To effectively troubleshoot Azure Load Balancer issues within the context of the Azure Administrator Associate certification, follow a structured approach focusing on connectivity, configuration, and health monitoring.

First, verify the **Health Probes**. The load balancer relies on these probes to determine which backend instances are healthy. If a probe fails, the load balancer stops sending new flows to that specific instance. Check that the configured protocol (TCP/HTTP/HTTPS) and port match the application listening port on the VM. For HTTP/HTTPS probes, ensure the specific URL path is valid and returns a 200 OK status.

Second, examine **Data Path Connectivity**. Use Azure Monitor metrics to analyze 'Data Path Availability' and 'Health Probe Status'. If the availability is zero, validate the backend pool configuration. Ensure the VMs or Virtual Machine Scale Sets are in a 'Running' state and their network interfaces are correctly associated.

Third, investigate **Network Security Groups (NSGs)** and **Firewalls**. Traffic must be allowed on the backend subnet NSG for both the service port and the probe port. A critical step is identifying the default source tag `AzureLoadBalancer` in the NSG inbound rules; if this is blocked, probes will fail regardless of application health.

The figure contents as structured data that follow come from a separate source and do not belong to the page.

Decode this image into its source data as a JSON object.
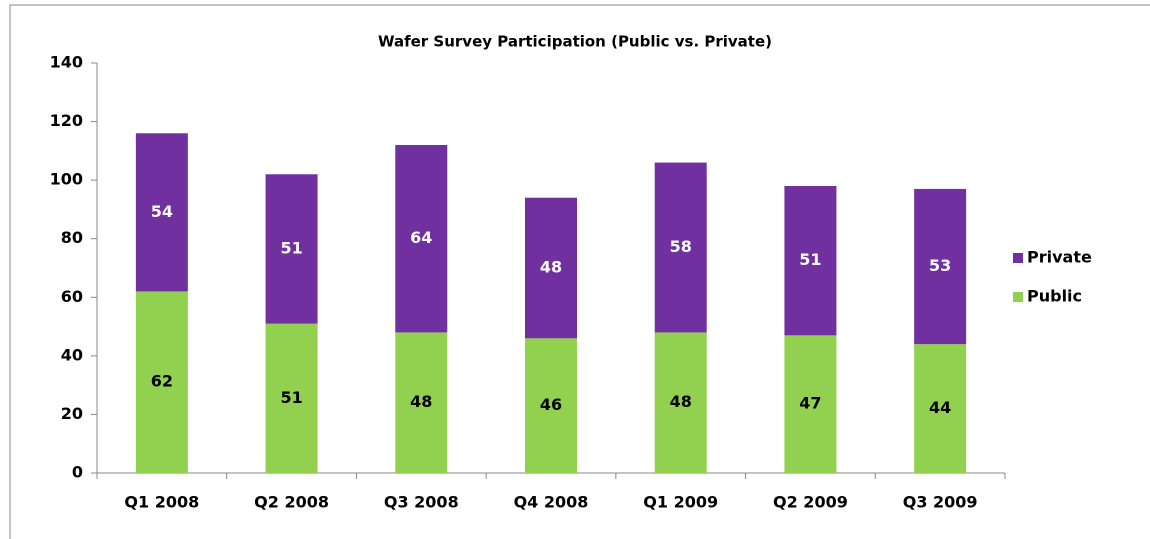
{
  "chart_data": {
    "type": "stacked_bar",
    "title": "Wafer Survey Participation (Public vs. Private)",
    "categories": [
      "Q1 2008",
      "Q2 2008",
      "Q3 2008",
      "Q4 2008",
      "Q1 2009",
      "Q2 2009",
      "Q3 2009"
    ],
    "series": [
      {
        "name": "Public",
        "color": "#92d050",
        "values": [
          62,
          51,
          48,
          46,
          48,
          47,
          44
        ]
      },
      {
        "name": "Private",
        "color": "#7030a0",
        "values": [
          54,
          51,
          64,
          48,
          58,
          51,
          53
        ]
      }
    ],
    "ylim": [
      0,
      140
    ],
    "yticks": [
      0,
      20,
      40,
      60,
      80,
      100,
      120,
      140
    ],
    "grid": false,
    "legend": "right"
  }
}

Additionally, check the VM's local OS firewall (Windows Firewall or iptables) to ensure it allows ingress traffic on the probe port.

Fourth, analyze **SKU and VNet Configuration**. Mismatches between Basic and Standard SKUs are common pitfalls; usually, the Load Balancer, Public IP, and backend resources must share the same SKU type. Ensure all backend instances reside in the same Virtual Network.

Finally, utilize **Diagnostics and Logging**. Enable diagnostic settings to send logs to a Log Analytics workspace. Query `LoadBalancerProbeHealthStatus` alerts to pinpoint identifying failures. Use Network Watcher tools like **IP Flow Verify** to confirm rule precedence is not inadvertently dropping traffic.